L’excessif

pantagruelL’excessif

Texte et dessin : Bébert

On me dit excessif, déjà le dernier qui m’a dit ça, je lui ai explosé la gueule, et dès qu’il sortira de l’hôpital, je lui passerai la deuxième couche pour lui apprendre à me parler avec modération.
Bon, c’est vrai que des fois j’exagère, Si par exemple, après une bonne soirée, je ne me réveille pas aux urgences et que deux flics ne sont pas à mon chevet pour m’expliquer que je vais devoir rembourser les frais de pressing de leurs uniformes sur lesquels j’ai dégueulé avant de tomber dans un profond coma éthylique, et bien, je trouve la soirée que je viens de passer un peu fade.

Ok je fais la fête de façon démesurée, champagne et cocaïne sont les palliatifs de ma pantagruélique soif de plaisir. Mais je ne suis pas un égoïste, je ne garde pas tout pour moi, je partage, je régurgite. Il faut voir le nombre de parasites qui m’accompagnent lors de mes soirées de VIP à profiter du ruissellement du trop-plein de mon opulence. Je suis sûr qu’ils vont jusqu’à récupérer mes mouchoirs pour se faire des rails avec mes crottes de nez cocaïnées.

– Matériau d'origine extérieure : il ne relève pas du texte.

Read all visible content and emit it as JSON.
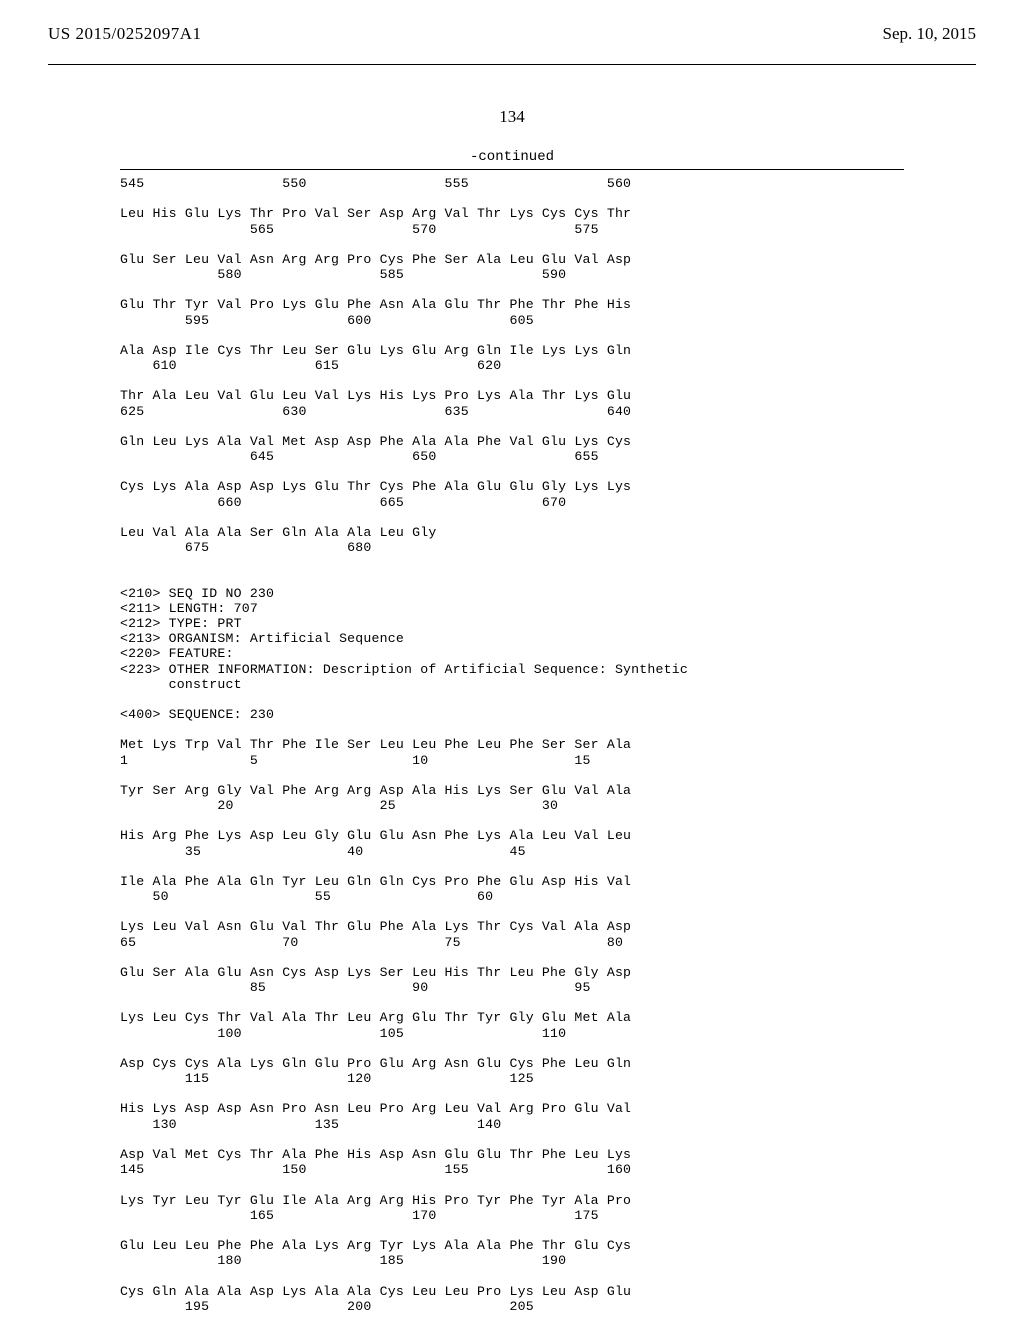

Il y a truc que j’ai du mal à partager, c’est l’argent, il faut dire que je suis né dedans et il m’en faut beaucoup pour assouvir ma dépendance. On ne va pas quand même me le reprocher, on ne demande pas un poisson de vivre au grand air. Eh bien moi c’est pareil, nous baignons dans l’argent depuis des générations et on ne va pas sortir de l’eau pour faire plaisir à deux ou trois gauchistes adeptes du darwinisme. Pour nous, c’est nage et rêve, pas marche ou crève.

De plus, si on n’est pas excessif dans ce milieu, qui le sera ? Pas les pauvres en tout cas, ils n’en ont pas les moyens, par contre nous avons besoin d’eux, ils sont la matière brute de notre démesure, Ce sont leurs carences qui alimentent notre opulence.
L’époque est propice à ce genre d’exercice. Nous les riches, nous vous avons offert la crise pour cacher l’indécence de de nos dividendes à jouer vos destinées sur les marchés des produits dérivés.

La finance c’est Byzance, c’est autre chose que l’industrie de papy, on fait des plus-values de gros goulus. On est comme des joueurs addicts et compulsifs, on se shoote à la dopamine mais sans les effets secondaires, ceux des jeux de hasard qui vous font échouer sur le trottoir à force de miser sur sa bonne étoile, on ne perd jamais à la roulette du grand capital, tu perds, je gagne, je gagne, tu perds.
Mais nous ne sommes pas des chiens, nous vous avons laissé et même encouragé à vous vautrer dans la lie de vos propres addictions. Excès caloriques, alcooliques, nicotiniques, médicamenteux, consuméristes, téléphagiques, monophobiques sont les palliatifs de vos propres frustrations de ne pas avoir accès au pognon pour assouvir vos passions.
Alors chacun ses excès, vous pouvez continuer à comater tranquillement devant votre télé, nous nous assurerons que vos auges soient toujours bien remplies pour que nous puissions accroitre notre concupiscence.
Dieu possédait toutes choses. Pour un juste retour des choses, nous avons accompli une OPA dogmatique, nous remplaçons une vieille croyance un peu rance par le règne de la finance pour alimenter nos dépendances.